By bending at least one of the lead attached to the side of the first substrate and the lead attached to the second substrate, it becomes possible to electrically connect both leads, which is inexpensive on one side. A printed wiring board can be used.

[Brief description of drawings]

FIG. 1 is a cross-sectional view of a hybrid integrated circuit device that is an embodiment of the present invention.

FIG. 2 is a cross-sectional view of a hybrid integrated circuit device that is an embodiment of the present invention.

FIG. 3 is a perspective view of a hybrid integrated circuit device that is an embodiment of the present invention.

FIG. 4 is a diagram illustrating a method of connecting a first substrate and a second substrate.

FIG. 5 is a diagram illustrating a method of connecting a first substrate and a second substrate.

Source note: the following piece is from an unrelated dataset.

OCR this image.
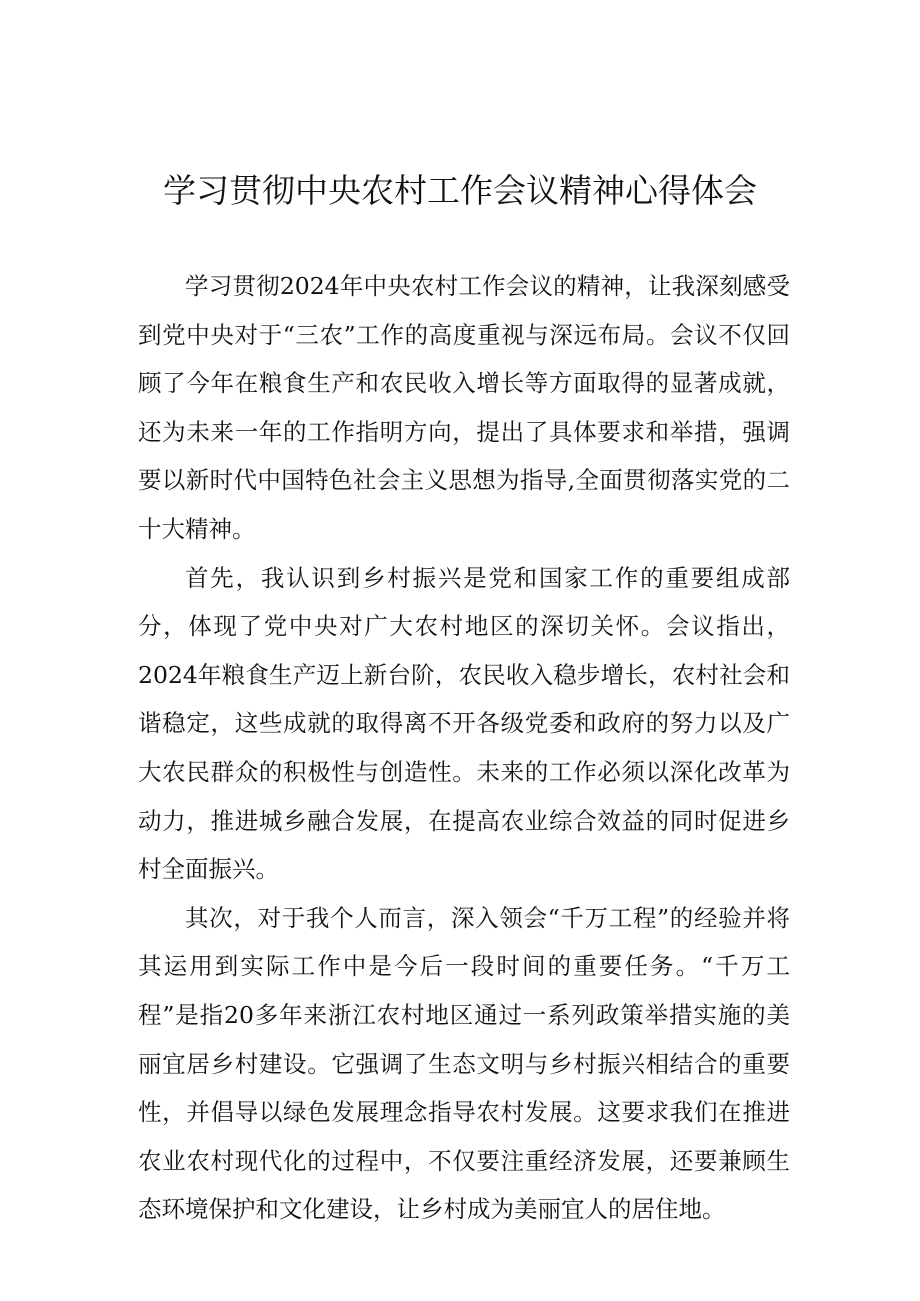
学习贯彻中央农村工作会议精神心得体会

学习贯彻2024年中央农村工作会议的精神，让我深刻感受到党中央对于“三农”工作的高度重视与深远布局。会议不仅回顾了今年在粮食生产和农民收入增长等方面取得的显著成就，还为未来一年的工作指明方向，提出了具体要求和举措，强调要以新时代中国特色社会主义思想为指导,全面贯彻落实党的二十大精神。

首先，我认识到乡村振兴是党和国家工作的重要组成部分，体现了党中央对广大农村地区的深切关怀。会议指出，2024年粮食生产迈上新台阶，农民收入稳步增长，农村社会和谐稳定，这些成就的取得离不开各级党委和政府的努力以及广大农民群众的积极性与创造性。未来的工作必须以深化改革为动力，推进城乡融合发展，在提高农业综合效益的同时促进乡村全面振兴。

其次，对于我个人而言，深入领会“千万工程”的经验并将其运用到实际工作中是今后一段时间的重要任务。“千万工程”是指20多年来浙江农村地区通过一系列政策举措实施的美丽宜居乡村建设。它强调了生态文明与乡村振兴相结合的重要性，并倡导以绿色发展理念指导农村发展。这要求我们在推进农业农村现代化的过程中，不仅要注重经济发展，还要兼顾生态环境保护和文化建设，让乡村成为美丽宜人的居住地。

FIG. 6 is a diagram illustrating a relationship between a first substrate, a second substrate and a spacer.

[Explanation of symbols]

 10 First Substrate 14 Lead 20 Second Substrate 21 Pore 22 Connector 24 Lead

Claims (4)

[Claims] 1. A metallic substrate that has been subjected to an insulation treatment, a semiconductor element electrically connected to the metallic substrate through a conductive path provided on the metallic substrate, and a metal substrate for holding a predetermined distance from the metallic substrate. A printed circuit board that is layered via a spacer, a lead of which is inserted into a fine hole of the printed circuit board, and one connector that is fixed to a conductive path around the fine hole on the back surface of the printed circuit board by soldering; A hybrid integrated circuit device comprising at least a case fitted to a substrate and capable of encapsulating an insulating resin, and an encapsulating resin excluding an insertion port of the other connector forming a pair with the connector. 2. An insulated aluminum substrate, a semiconductor element electrically connected through a conductive path provided on the aluminum substrate, and an upwardly provided one side of the aluminum substrate. A plurality of leads, a printed circuit board that is layered via a spacer that is provided to maintain a predetermined distance from the aluminum substrate, and a first fine hole that is provided in the printed circuit board and has the plurality of leads inserted therein. Group and electrically connected to the plurality of leads, the leads are inserted into the pores of the printed circuit board,
One connector fixed to the conductive path around the pores on the back surface of the substrate through solder, a case that fits with the aluminum substrate to allow encapsulation of insulating resin, and the other connector that forms a pair with the connector. And an insulating resin sealed except for the insertion opening of the hybrid integrated circuit device. 3. The hybrid integrated circuit device according to claim 2, wherein conductive paths are formed on both surfaces of the printed circuit board, and the plurality of leads and the connector are electrically connected to each other through the conductive paths on the front surface. 4. A conductive path is formed only on the back surface of the printed circuit board, a plurality of leads connected to the conductive path of the printed circuit board and extending on the front surface, and a plurality of leads provided on the aluminum substrate. The hybrid integrated circuit device according to claim 2, wherein leads are connected on a surface of the printed circuit board.